Sou, de momento, uma pessoa muito indignada. Tão indignada que estou quase a cair na tentação de falar de mim na terceira pessoa, bem ao gosto de muitos jogadores de futebol, até porque é de futebol que se trata este irritado texto.
Sempre defendi que os jogadores de futebol, treinadores e afins, ganhavam dinheiro a mais para o que faziam. Sempre me estarreceu a facilidade como lhes perdoam erros de bater com a mão na testa e maus resultados. Qualquer um que tenha a felicidade de estar a trabalhar sabe que se estiver dois anos a acumular erros gravosos no seu trabalho tem a porta da rua como promoção. Mas os queridos, não! É sempre culpa de alguém que as alminhas se arrastem pelo campo e rematem sem convicção e falhem golos de fazer saltar lágrimas. Os jogos são duros? Ser jogador é duro? Pois, ser agente da autoridade neste país também - um dos que cometeu o erro de falhar o disparo está preso! -; pois, ser médico e trabalhar horas sem fim também é; pois, todos dão o litro naquilo que fazem, ganham muito menos e perdoa-se-lhes infinitamente menos.
Acabam as competições e os senhores vão para férias de luxo e, se preciso for, na próxima época vão jogar para a concorrência, porque o dinheiro move o mundo do futebol.
E depois há os idiotas dos adeptos e dos simpatizantes que andam a fungar pelos cantos e vão ter uns diazinhos da caca, sem férias de luxo, sem salários que lhes permitam afogar as mágoas em disparates.
E depois há os idiotas que são capazes de viver mal, mas o lugar está sempre cativo no estádio e o clube é seguido como uma religião.
Estou indignada. Não, estou indignadíssima!
Quando treinava uma equipa de futsal, vi aqueles miúdos dar tudo por tudo, jogarem com dores, esfolarem-se todos, pelo prazer de jogar futebol, por uma medalha no fim, pela responsabilidade que sentiam por toda a equipa, porque eu acreditava que eles eram os melhores e eles não me queriam deixar mal.

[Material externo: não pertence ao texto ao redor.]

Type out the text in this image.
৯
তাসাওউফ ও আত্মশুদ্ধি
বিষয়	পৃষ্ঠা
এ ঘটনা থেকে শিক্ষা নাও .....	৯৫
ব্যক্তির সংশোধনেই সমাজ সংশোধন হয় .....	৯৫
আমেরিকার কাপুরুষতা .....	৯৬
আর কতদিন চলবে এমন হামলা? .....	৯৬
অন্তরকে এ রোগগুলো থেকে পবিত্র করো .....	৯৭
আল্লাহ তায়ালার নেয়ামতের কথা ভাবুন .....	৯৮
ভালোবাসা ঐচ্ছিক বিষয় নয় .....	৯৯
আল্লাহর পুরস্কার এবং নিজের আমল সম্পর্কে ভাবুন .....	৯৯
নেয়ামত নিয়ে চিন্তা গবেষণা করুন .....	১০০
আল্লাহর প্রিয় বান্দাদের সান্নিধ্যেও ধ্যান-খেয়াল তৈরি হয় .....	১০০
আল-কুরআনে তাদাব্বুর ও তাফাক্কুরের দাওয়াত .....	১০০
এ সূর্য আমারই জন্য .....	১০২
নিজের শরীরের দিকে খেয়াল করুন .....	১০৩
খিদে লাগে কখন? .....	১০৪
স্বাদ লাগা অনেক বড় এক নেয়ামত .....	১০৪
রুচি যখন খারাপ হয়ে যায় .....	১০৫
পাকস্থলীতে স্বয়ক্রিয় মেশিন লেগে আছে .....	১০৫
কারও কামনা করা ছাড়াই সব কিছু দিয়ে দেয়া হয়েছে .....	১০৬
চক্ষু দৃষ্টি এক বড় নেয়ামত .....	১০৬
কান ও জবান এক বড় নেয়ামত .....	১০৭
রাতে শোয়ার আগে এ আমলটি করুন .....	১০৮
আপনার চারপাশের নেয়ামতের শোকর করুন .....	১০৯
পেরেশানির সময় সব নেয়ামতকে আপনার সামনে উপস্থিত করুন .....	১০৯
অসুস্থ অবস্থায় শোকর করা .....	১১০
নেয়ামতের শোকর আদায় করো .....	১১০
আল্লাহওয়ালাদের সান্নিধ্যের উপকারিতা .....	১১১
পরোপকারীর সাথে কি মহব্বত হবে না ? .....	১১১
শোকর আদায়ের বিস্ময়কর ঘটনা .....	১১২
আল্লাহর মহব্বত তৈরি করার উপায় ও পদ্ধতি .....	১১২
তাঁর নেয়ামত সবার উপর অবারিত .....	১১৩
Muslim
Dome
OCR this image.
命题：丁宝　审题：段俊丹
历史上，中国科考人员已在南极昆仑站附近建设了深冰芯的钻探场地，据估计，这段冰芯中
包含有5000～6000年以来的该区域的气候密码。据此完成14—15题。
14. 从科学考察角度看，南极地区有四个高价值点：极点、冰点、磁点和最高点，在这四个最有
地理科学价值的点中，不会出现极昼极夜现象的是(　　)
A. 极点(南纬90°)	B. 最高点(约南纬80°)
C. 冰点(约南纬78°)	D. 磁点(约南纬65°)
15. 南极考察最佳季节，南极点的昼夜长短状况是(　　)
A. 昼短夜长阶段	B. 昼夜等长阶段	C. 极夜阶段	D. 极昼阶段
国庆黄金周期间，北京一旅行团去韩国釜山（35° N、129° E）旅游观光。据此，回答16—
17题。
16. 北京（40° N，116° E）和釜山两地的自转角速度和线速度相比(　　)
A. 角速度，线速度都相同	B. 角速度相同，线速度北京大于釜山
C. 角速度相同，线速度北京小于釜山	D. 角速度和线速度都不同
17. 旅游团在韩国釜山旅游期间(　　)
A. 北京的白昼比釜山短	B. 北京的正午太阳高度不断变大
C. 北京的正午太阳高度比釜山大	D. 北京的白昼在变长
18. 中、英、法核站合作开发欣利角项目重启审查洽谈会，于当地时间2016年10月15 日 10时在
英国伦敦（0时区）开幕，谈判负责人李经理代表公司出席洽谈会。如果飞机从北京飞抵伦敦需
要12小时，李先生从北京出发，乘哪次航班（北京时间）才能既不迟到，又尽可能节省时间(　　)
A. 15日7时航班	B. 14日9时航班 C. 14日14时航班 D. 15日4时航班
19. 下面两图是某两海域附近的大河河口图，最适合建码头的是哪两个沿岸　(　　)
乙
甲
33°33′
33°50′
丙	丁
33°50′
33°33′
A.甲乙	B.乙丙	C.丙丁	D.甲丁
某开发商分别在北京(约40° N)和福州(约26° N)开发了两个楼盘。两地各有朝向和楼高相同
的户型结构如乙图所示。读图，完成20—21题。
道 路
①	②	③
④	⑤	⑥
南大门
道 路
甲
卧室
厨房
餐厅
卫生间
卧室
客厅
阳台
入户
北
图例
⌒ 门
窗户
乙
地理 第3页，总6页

Sofríamos, gritávamos, perdíamos e ganhávamos. Mas no fim, todos tínhamos a consciência que não conseguiríamos fazer mais.
Se calhar, é isto que faz falta, voltar ao pré-Lei Bosman, baixar consideravelmente os salários e exigir de todos profissionalismo - no mínimo - e respeito por quem se dispõe a acreditar neles.